Où va le «mouvement», un an après le 11 septembre? Christophe Aguiton part de l´échec du Sommet de Johannesburg pour brosser un tableau général. D´un côté, le climat de récession et l´effondrement des rêves de la «nouvelle économie» plongent les «global leaders» dans la morosité. De l´autre, les mouvements sociaux se renforcent et se radicalisent, y compris contre les options guerrières de l´impérialisme.



Par Christophe Aguiton*



Un an, c’est un laps de temps à peine suffisant pour risquer une interprétation sur l’impact d’un événement, même de l’importance du 11 septembre, sur le cours des choses.

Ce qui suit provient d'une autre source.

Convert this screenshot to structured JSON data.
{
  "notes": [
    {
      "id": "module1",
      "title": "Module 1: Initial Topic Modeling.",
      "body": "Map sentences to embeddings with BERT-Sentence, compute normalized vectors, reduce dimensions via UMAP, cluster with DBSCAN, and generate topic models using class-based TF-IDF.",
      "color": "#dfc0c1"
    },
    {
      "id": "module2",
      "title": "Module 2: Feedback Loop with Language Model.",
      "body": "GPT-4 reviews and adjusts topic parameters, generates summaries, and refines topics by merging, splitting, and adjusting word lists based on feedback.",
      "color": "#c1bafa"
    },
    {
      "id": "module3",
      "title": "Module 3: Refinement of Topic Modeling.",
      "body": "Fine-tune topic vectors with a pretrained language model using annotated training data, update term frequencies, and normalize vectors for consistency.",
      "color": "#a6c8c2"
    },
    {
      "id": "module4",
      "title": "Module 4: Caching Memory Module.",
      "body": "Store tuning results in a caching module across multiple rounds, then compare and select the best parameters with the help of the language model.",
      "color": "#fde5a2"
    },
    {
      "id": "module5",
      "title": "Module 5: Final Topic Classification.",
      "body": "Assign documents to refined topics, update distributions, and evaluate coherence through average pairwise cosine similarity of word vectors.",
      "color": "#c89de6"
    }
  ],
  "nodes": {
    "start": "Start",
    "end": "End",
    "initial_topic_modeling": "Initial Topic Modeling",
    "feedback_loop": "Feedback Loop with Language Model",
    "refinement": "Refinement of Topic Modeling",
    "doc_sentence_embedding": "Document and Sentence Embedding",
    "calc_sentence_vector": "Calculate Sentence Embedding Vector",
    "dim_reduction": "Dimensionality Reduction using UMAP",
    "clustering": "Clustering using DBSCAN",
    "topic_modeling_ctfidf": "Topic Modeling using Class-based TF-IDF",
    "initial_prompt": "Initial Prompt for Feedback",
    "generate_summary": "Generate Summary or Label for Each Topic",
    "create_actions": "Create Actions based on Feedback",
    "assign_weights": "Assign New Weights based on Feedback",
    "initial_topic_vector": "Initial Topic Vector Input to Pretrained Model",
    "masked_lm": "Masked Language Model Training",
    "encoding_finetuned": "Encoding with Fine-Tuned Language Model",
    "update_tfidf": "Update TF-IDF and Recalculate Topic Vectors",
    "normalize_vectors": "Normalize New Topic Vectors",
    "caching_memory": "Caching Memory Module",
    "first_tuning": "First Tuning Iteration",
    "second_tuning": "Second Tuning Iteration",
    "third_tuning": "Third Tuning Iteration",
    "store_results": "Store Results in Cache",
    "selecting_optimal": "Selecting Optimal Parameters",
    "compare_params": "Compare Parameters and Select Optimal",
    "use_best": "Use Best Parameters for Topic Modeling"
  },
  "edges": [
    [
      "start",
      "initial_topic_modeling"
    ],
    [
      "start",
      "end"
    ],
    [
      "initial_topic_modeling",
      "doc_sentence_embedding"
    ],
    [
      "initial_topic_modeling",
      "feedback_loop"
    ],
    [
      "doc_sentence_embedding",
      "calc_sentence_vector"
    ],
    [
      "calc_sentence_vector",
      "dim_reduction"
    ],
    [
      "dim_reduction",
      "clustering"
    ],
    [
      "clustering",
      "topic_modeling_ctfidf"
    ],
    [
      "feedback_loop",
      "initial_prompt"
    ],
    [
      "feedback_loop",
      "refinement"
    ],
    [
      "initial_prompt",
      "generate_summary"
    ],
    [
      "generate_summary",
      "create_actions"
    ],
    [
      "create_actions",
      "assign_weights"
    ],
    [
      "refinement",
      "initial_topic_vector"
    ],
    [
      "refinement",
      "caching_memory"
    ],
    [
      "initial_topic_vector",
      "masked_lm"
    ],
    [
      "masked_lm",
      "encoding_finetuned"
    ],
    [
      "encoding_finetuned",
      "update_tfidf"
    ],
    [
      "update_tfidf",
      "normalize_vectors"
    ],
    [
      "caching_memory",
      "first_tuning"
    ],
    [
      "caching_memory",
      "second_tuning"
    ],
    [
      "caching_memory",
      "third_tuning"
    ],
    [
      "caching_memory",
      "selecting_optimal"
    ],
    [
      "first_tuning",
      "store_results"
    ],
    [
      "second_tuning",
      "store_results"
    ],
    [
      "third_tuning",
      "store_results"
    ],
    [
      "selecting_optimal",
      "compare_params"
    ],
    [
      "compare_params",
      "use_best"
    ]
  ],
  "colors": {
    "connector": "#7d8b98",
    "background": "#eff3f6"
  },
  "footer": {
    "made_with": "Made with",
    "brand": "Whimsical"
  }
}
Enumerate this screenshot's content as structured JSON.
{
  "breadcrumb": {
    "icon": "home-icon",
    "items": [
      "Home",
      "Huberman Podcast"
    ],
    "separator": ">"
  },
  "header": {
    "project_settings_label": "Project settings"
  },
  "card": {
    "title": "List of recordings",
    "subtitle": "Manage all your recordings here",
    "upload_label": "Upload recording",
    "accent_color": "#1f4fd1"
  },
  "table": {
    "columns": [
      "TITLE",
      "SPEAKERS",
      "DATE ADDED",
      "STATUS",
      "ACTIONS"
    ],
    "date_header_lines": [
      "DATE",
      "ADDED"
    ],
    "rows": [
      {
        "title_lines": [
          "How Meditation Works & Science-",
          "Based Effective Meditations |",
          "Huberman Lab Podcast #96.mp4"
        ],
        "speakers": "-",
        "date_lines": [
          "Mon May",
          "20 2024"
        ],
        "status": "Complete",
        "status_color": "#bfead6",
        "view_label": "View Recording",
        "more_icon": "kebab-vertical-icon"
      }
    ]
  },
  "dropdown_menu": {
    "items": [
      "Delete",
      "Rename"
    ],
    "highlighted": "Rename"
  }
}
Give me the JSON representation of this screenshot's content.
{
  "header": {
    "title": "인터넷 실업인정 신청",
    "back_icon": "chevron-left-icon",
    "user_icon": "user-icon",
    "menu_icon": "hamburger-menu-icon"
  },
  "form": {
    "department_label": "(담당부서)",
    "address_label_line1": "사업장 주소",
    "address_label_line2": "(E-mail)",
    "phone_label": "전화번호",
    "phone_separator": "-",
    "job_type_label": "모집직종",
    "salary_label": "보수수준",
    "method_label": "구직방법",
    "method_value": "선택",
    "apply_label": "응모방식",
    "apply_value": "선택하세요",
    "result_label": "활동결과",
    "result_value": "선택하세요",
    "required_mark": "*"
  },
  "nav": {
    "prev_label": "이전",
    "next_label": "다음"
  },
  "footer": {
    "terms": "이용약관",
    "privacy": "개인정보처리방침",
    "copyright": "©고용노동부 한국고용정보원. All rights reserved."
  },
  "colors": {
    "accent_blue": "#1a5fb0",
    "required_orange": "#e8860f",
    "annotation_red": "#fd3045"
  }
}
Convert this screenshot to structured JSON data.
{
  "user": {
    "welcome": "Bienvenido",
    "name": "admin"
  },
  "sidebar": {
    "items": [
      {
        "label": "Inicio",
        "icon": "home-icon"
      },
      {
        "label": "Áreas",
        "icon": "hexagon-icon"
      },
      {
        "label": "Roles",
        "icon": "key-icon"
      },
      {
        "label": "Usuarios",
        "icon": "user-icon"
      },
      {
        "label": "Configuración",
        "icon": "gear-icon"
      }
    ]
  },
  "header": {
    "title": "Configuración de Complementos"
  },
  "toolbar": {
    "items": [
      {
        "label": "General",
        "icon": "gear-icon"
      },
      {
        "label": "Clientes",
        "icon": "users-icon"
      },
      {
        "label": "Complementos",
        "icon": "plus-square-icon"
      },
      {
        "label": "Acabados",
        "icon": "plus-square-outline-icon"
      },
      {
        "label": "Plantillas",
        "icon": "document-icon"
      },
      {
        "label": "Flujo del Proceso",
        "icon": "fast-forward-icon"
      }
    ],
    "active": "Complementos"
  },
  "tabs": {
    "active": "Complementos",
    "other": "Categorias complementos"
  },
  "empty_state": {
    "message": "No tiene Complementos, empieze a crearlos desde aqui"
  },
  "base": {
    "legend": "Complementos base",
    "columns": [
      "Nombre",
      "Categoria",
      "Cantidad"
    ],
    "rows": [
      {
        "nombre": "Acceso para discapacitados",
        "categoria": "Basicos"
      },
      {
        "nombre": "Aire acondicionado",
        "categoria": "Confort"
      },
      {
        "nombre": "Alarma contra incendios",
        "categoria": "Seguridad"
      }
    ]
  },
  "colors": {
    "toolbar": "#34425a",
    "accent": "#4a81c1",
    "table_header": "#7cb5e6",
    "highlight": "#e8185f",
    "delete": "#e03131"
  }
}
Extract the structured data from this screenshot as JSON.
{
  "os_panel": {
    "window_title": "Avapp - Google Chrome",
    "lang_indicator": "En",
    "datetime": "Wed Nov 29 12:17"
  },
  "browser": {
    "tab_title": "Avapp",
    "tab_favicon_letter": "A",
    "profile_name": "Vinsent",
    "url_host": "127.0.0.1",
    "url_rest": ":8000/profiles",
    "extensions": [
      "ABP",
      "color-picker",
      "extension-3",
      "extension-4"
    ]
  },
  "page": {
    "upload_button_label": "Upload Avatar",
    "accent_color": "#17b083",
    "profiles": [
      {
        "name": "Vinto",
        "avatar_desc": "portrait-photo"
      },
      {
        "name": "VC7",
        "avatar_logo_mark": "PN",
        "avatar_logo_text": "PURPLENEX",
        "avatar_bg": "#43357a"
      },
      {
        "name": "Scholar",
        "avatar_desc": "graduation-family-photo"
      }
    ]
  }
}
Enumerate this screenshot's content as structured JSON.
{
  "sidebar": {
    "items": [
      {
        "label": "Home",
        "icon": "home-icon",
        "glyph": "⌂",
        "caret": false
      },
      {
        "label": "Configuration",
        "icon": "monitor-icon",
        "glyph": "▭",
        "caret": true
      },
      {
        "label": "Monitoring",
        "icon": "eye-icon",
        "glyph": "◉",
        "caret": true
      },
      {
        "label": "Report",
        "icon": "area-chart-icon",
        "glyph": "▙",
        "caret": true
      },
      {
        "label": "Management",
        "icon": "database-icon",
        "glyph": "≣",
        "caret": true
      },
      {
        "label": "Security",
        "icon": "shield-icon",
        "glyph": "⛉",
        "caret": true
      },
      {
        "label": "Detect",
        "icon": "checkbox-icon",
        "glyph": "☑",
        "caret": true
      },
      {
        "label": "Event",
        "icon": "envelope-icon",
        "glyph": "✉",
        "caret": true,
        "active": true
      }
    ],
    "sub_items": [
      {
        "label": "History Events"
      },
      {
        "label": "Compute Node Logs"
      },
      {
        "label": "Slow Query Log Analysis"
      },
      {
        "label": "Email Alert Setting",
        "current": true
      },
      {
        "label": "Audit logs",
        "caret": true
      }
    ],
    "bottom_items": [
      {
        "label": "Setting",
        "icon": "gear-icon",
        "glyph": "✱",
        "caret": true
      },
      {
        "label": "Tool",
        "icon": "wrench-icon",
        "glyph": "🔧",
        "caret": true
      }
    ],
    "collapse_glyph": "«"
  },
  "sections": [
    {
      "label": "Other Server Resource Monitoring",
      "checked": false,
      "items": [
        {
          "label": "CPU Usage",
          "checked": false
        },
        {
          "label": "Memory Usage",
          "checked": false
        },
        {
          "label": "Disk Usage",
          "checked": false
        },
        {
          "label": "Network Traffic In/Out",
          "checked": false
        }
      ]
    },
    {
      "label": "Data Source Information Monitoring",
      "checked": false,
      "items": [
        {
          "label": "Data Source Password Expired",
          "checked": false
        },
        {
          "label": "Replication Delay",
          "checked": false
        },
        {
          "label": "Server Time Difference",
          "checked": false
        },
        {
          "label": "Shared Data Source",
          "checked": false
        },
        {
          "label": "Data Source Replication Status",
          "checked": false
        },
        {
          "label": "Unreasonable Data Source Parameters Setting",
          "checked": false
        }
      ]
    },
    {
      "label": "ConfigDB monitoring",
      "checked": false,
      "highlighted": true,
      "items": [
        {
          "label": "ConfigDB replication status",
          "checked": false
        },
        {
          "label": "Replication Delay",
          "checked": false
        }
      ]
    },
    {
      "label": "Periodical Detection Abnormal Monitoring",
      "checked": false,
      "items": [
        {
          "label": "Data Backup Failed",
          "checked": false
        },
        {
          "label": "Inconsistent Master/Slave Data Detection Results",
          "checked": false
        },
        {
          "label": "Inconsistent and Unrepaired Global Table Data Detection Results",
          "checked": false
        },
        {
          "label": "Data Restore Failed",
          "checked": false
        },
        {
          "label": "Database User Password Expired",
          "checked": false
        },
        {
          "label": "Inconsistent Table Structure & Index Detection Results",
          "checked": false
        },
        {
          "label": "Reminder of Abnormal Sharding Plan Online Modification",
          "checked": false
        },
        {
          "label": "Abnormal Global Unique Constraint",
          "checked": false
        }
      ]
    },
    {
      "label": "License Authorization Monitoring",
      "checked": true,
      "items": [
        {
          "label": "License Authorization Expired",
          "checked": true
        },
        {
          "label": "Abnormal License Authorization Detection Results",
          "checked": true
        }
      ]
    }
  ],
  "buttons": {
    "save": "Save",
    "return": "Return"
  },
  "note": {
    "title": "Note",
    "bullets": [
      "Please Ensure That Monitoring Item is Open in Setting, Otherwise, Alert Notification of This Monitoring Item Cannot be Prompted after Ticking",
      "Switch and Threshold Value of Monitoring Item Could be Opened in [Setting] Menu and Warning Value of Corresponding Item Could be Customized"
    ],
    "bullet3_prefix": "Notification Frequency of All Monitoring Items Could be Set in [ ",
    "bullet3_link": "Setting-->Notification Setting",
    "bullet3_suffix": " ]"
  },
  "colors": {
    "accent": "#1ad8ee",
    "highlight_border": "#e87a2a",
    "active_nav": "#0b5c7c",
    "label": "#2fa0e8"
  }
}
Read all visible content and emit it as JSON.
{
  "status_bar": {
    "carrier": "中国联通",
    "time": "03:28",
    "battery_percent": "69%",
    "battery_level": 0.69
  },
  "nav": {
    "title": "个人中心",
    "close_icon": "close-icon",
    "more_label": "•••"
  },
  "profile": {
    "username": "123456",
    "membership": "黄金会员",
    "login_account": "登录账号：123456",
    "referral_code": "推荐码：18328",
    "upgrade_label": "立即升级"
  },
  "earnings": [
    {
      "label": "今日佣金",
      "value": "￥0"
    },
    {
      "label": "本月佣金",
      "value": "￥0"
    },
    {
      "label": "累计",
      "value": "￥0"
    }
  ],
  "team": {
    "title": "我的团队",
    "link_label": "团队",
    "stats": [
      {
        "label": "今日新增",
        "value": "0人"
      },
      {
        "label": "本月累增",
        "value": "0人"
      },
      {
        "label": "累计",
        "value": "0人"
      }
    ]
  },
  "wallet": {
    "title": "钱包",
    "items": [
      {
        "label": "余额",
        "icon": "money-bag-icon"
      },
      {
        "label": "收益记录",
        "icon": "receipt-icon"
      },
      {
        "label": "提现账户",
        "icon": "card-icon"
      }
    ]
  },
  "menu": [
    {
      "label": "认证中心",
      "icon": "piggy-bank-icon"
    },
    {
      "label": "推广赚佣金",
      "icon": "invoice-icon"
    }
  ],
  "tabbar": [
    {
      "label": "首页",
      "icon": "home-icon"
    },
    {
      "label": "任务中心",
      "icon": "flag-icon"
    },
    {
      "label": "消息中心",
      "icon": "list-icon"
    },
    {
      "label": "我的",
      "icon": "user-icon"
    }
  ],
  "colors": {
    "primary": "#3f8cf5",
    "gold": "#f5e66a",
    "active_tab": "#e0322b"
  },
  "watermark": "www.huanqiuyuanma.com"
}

Mais, comme il faut avancer une hypothèse, l’idée qui sera développée ici est que le 11 septembre n’a pas marqué de tournant radical, mais qu’il a accéléré, ou rendu plus visibles et plus nets, des évolutions qui avaient été engagées dans la décennie précédente.



Deux conférences internationales majeures distantes de dix ans, le «sommet de la terre» de Rio de Jainero et le «sommet sur le développement durable» de Johannesburg, donnent un aperçu saisissant du chemin parcouru.



Il y a dix ans, l’optimisme régnait parmi les élites politiques et économiques. Les Etats-Unis avaient mis un coût d’arrêt, avec la guerre du Golfe, aux risques de déstabilisation rendus possible par la fin de la bipolarité et la chute de l’URSS, le capitalisme triomphait d’autant plus que le mouvement ouvrier avait subi de sévères reculs dans la décennie 80 et il semblait possible d’apporter des réponses aux problèmes non résolus du monde grâce au multilatéralisme et à l’action commune des Etats et d’une société civile représentée avant tout par les ONGs.


L’Echec de Johannesburg



Johannesburg a été l’anti-Rio. La déception est partout affichée, le refus américain de signer un texte aussi limité que le protocole de Kyoto a rendu impossible toute avancée sur les questions environnementales et les pays du Nord n’ont pas voulu dégager les moyens nécessaires au développement du Sud. Le drame palestinien et les risques d’intervention contre l’Irak étaient dans tous les esprits, quant à la «société civile», elle était surtout représentée par les multinationales des secteurs miniers, de l’énergie et de l’eau, les plus importantes ONGs dénonçant cette mascarade et défilant avec les mouvements sociaux sud-africains.



Trois évolutions majeures permettent de comprendre ce changement. Tout d’abord celle du capitalisme lui-même. Au moment même où la «mondialisation libérale» s’imposait, en donnant un pouvoir inégalé aux multinationales, une série de crises révélait la faiblesse du système: crise financière, démarrant en Asie en 1997, crise économique et éclatement de la bulle spéculative sur les actions, à partir de 2000, crise de gestion des entreprises, enfin, avec Enron ou Worldcom.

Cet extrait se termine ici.